A Record 25 Million Young Americans Are Still Living at Home
A record 25.2 million adults under 35 lived with their parents in 2025, according to new data from Realtor.com. This shift, affecting one in three young adults, highlights a persistent housing affordability crisis where even those with steady employment and college degrees are effectively locked out of independent living.

The current co-residence rate of 33% remains near the 2020 all-time high, marking a departure from historical norms. If early 2000s living patterns held, 4.86 million fewer young adults would be residing with their parents today. Instead, the combination of a national median home price of $430,000—up 34.4% since 2019—and soaring rents has created a bottleneck in household formation.
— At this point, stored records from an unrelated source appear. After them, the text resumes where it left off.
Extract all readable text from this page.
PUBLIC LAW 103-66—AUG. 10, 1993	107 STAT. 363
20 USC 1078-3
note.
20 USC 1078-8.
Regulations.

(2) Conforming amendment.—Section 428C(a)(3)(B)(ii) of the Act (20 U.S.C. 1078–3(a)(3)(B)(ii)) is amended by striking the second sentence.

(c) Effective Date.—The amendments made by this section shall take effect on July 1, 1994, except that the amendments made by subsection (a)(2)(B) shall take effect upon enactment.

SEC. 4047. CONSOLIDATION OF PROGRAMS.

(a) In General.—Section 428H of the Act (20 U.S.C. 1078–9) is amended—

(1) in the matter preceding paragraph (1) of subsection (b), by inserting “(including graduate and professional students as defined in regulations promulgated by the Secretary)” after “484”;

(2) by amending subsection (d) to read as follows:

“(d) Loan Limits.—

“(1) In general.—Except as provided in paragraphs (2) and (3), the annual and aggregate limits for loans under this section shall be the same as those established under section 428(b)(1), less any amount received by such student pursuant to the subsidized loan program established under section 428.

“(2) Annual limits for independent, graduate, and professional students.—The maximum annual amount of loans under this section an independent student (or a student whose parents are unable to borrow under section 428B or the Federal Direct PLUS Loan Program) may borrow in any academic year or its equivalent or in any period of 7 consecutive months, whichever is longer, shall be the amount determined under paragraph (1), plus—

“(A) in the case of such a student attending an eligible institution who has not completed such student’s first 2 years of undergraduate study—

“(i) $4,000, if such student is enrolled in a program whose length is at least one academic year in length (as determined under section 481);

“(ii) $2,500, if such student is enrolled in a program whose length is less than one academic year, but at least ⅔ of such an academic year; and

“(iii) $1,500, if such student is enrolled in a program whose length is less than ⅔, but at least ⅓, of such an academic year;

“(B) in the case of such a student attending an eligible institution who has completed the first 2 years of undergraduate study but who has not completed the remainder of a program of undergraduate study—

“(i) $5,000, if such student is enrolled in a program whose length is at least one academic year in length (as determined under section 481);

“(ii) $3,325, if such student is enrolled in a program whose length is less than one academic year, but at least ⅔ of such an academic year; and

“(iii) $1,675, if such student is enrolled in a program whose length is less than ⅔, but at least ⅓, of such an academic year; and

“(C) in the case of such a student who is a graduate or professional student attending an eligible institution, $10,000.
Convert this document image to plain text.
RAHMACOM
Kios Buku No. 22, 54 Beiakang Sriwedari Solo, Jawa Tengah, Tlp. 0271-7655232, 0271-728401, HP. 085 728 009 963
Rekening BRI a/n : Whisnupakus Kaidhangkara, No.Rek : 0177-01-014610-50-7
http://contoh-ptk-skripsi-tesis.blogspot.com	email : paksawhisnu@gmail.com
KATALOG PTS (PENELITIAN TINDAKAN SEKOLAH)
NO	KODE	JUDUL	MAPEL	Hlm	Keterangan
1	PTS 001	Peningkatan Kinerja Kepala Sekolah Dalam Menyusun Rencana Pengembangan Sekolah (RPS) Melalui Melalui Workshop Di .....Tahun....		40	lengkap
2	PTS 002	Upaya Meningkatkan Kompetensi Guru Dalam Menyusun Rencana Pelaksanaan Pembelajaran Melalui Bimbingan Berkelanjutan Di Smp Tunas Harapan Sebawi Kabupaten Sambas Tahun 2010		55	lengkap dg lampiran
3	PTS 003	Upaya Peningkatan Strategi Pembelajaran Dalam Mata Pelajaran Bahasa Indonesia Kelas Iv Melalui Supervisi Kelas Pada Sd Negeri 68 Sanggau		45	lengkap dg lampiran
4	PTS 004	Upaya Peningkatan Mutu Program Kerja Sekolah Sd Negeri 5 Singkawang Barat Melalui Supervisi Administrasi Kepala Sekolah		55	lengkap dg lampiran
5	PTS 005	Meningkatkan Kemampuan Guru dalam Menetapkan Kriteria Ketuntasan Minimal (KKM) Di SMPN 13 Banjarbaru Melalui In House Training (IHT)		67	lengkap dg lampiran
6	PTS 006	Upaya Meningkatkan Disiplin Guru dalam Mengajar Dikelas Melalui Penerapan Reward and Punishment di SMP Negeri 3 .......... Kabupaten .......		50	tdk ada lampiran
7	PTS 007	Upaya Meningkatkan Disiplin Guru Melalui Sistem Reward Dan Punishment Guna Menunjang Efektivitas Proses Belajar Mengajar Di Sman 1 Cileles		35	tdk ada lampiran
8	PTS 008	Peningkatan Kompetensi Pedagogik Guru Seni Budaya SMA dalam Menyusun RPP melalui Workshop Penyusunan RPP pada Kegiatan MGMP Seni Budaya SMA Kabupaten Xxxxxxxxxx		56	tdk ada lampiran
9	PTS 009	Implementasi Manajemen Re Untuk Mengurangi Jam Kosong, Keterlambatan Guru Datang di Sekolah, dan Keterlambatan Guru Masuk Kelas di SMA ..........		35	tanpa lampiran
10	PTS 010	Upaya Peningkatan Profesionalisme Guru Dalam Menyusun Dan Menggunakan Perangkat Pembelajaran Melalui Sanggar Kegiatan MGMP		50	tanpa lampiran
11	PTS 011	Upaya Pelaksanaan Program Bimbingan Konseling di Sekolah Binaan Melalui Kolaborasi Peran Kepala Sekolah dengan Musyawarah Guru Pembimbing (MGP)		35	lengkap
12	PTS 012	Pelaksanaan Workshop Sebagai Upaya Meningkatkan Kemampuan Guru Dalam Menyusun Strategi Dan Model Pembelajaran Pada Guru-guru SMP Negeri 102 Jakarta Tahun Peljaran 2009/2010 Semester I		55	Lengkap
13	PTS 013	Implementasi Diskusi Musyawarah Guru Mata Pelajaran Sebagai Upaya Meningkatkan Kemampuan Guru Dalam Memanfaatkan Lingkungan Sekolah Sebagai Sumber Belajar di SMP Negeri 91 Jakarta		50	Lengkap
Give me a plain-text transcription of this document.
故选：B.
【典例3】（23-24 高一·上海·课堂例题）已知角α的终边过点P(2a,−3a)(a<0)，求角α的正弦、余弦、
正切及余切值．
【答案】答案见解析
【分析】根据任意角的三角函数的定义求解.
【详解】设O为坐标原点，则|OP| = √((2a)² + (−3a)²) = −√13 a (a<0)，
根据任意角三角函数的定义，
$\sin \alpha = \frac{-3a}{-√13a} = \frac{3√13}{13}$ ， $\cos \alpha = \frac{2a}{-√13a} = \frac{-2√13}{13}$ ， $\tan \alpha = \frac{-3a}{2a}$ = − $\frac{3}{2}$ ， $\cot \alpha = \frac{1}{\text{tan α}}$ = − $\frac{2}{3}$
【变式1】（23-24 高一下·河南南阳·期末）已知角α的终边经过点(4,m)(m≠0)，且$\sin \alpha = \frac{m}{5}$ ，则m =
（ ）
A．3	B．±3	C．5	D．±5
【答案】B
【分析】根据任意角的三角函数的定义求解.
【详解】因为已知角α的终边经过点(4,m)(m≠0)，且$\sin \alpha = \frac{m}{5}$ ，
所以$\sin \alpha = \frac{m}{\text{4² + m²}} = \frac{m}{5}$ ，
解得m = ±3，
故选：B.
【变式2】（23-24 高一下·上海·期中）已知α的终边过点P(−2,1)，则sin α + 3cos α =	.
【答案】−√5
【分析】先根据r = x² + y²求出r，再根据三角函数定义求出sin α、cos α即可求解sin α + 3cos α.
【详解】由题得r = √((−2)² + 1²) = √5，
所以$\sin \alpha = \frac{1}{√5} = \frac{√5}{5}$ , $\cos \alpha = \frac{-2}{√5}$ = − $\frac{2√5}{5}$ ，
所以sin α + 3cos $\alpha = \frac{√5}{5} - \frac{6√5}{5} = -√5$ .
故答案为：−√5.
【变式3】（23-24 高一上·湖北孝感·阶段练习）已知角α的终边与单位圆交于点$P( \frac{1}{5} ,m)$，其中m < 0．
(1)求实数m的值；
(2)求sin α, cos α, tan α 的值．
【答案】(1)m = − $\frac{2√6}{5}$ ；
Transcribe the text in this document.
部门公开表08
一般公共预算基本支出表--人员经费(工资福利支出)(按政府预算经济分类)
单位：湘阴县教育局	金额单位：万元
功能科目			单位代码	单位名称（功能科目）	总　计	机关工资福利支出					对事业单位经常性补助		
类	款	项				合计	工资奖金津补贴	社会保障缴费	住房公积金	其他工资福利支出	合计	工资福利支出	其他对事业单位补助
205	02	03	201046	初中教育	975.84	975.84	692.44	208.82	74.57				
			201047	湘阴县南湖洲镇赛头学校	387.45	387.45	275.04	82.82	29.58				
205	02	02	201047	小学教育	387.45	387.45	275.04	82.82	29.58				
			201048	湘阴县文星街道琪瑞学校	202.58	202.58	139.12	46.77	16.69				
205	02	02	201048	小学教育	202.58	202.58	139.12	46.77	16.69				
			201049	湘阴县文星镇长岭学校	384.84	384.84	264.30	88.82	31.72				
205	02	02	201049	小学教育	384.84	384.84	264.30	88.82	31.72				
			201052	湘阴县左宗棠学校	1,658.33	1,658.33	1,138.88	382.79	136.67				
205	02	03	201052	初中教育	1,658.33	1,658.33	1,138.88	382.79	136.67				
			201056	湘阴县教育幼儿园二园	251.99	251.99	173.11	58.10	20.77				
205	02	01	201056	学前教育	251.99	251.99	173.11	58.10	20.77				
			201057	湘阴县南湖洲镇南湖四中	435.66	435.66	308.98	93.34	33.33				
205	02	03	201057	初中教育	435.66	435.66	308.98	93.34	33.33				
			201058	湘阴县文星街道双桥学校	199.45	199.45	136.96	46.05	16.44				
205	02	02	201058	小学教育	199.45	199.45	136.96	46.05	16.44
This deficit is rooted in a long-term underproduction of housing, with a current shortage of approximately 4 million homes.
Hannah Jones, senior economist at Realtor.com, emphasizes that the issue is not a failure of the labor market. Among adults aged 25 to 34, roughly 70% are employed, and a significant portion holds four-year degrees. The data suggests that the dream of the 'empty nest' is being deferred by math rather than a lack of ambition. As the typical age of a first-time homebuyer climbs toward 40, this generation faces a compounding disadvantage: every year spent in a childhood bedroom is a year of wealth accumulation lost, further widening the gap between current market reality and traditional milestones.